Los datos oficiales muestran que 12 de los 16 sectores de actividad registraron crecimiento respecto al primer trimestre de 2025. Sin embargo, detrás de la mejora general persiste una recuperación heterogénea: mientras los sectores vinculados al campo y la exportación lideran, la industria y la inversión continúan en terreno negativo.
Qué impulsó el crecimiento
Por el lado de la demanda, el principal motor fue el sector externo: las exportaciones de bienes y servicios crecieron 9,8% interanual. El consumo privado también aportó al resultado con una suba del 2,7%, aunque el propio Indec aclaró que ese avance estuvo impulsado en buena medida por el ingreso de bienes importados, tanto de consumo final como automóviles.
Desde la perspectiva de la oferta, los sectores primarios encabezaron la expansión. La Pesca lideró el ranking con un crecimiento del 27,5%, seguida por Agricultura, ganadería, caza y silvicultura con 18,1% y Explotación de minas y canteras con 12,3%. El agro fue además la actividad que más aportó al resultado total, al explicar 1,05 puntos porcentuales de la suba.
Entre los servicios, la Intermediación financiera avanzó 7,5%, Hogares privados con servicio doméstico creció 6,3%, Hoteles y restaurantes subió 2,8% —traccionado principalmente por el empleo informal, según precisó el organismo— y Construcción registró un alza del 2,5%.
Las señales de alerta
En el frente opuesto, la formación bruta de capital fijo —la inversión en maquinaria, equipos y construcciones— se desplomó 11,6% interanual, el dato más negativo entre los componentes de la demanda.
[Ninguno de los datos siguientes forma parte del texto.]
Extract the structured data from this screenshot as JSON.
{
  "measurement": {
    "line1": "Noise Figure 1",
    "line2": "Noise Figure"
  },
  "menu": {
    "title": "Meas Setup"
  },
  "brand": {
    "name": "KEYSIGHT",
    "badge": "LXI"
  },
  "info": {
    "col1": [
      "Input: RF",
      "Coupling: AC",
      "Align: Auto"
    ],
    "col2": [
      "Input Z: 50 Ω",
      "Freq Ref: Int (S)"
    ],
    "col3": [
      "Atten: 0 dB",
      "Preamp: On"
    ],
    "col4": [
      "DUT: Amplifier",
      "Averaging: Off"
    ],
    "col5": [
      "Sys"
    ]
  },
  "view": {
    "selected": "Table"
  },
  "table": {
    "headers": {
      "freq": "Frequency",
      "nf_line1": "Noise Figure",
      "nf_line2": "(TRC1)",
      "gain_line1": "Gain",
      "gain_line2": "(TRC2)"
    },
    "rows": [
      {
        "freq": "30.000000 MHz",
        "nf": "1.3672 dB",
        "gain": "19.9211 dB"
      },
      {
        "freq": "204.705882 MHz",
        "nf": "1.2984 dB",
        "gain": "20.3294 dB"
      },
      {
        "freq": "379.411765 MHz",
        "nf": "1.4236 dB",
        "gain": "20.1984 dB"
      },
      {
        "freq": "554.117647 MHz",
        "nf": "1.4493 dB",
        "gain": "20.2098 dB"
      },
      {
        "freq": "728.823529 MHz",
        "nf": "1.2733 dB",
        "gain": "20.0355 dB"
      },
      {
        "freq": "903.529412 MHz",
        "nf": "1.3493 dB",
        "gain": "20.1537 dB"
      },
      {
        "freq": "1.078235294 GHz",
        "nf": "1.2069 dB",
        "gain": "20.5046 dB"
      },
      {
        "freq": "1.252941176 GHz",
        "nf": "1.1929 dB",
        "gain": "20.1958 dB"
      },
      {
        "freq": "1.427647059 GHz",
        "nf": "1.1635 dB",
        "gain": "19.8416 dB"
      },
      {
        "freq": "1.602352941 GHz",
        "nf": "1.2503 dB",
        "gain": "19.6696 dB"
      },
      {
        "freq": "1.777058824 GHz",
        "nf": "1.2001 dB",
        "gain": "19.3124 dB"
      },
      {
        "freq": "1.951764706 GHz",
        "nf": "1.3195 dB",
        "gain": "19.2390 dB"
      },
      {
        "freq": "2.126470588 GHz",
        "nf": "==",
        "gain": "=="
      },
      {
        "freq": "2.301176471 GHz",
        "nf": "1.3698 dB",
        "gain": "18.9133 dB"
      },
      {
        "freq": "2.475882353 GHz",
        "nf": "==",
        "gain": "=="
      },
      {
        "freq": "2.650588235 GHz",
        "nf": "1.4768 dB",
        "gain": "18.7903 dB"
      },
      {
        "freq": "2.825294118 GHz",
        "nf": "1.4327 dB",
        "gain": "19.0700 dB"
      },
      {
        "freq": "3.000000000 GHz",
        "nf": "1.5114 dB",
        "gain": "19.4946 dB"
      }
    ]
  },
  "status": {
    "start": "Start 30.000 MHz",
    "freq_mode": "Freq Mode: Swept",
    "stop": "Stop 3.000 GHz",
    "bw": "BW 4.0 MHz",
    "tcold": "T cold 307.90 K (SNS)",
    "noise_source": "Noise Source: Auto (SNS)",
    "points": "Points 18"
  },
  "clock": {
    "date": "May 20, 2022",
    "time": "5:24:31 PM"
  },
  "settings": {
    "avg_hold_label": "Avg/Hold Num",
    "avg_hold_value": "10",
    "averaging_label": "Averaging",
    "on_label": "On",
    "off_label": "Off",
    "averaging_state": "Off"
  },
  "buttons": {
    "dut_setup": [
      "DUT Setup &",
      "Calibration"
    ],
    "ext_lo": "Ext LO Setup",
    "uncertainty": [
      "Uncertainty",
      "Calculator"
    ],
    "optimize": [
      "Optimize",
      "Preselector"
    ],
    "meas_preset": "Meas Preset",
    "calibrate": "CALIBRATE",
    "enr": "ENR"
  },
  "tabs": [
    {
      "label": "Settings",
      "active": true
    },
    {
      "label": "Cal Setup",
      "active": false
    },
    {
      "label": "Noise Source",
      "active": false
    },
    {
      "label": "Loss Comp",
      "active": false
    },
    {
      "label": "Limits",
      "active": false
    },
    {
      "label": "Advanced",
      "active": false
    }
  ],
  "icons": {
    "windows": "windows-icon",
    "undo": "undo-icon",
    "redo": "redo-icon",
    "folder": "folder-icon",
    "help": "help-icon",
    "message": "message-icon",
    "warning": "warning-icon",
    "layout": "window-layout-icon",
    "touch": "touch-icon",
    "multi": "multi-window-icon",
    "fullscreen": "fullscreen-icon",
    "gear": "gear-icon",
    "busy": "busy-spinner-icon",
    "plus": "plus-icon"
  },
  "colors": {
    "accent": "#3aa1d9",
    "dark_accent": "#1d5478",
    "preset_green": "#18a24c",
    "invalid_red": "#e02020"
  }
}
Las importaciones retrocedieron 7,5% y el consumo público cayó 0,9%.
Los dos sectores con mayor caída fueron la Industria manufacturera (-1,7%) y la Administración pública (-1,4%), que en conjunto le restaron 0,3 puntos porcentuales al PIB. También cayeron Electricidad, gas y agua (-1,1%) y el Comercio mayorista y minorista (-0,3%). La industria profundizó así una tendencia negativa iniciada en el tercer trimestre de 2025.
La lectura del Gobierno
El ministro de Economía, Luis Caputo, celebró los números en su cuenta oficial de X. «El nivel de actividad alcanzó un nuevo récord histórico en el primer trimestre de 2026», escribió el funcionario, y destacó que el indicador tendencia-ciclo creció por octavo trimestre consecutivo, reflejando la robustez del ciclo expansivo que atraviesa la economía.
Caputo también remarcó que tanto el PIB como el consumo privado alcanzaron máximos históricos en la serie desestacionalizada y que el crecimiento tuvo «alta difusión», con 12 de los 16 sectores en expansión.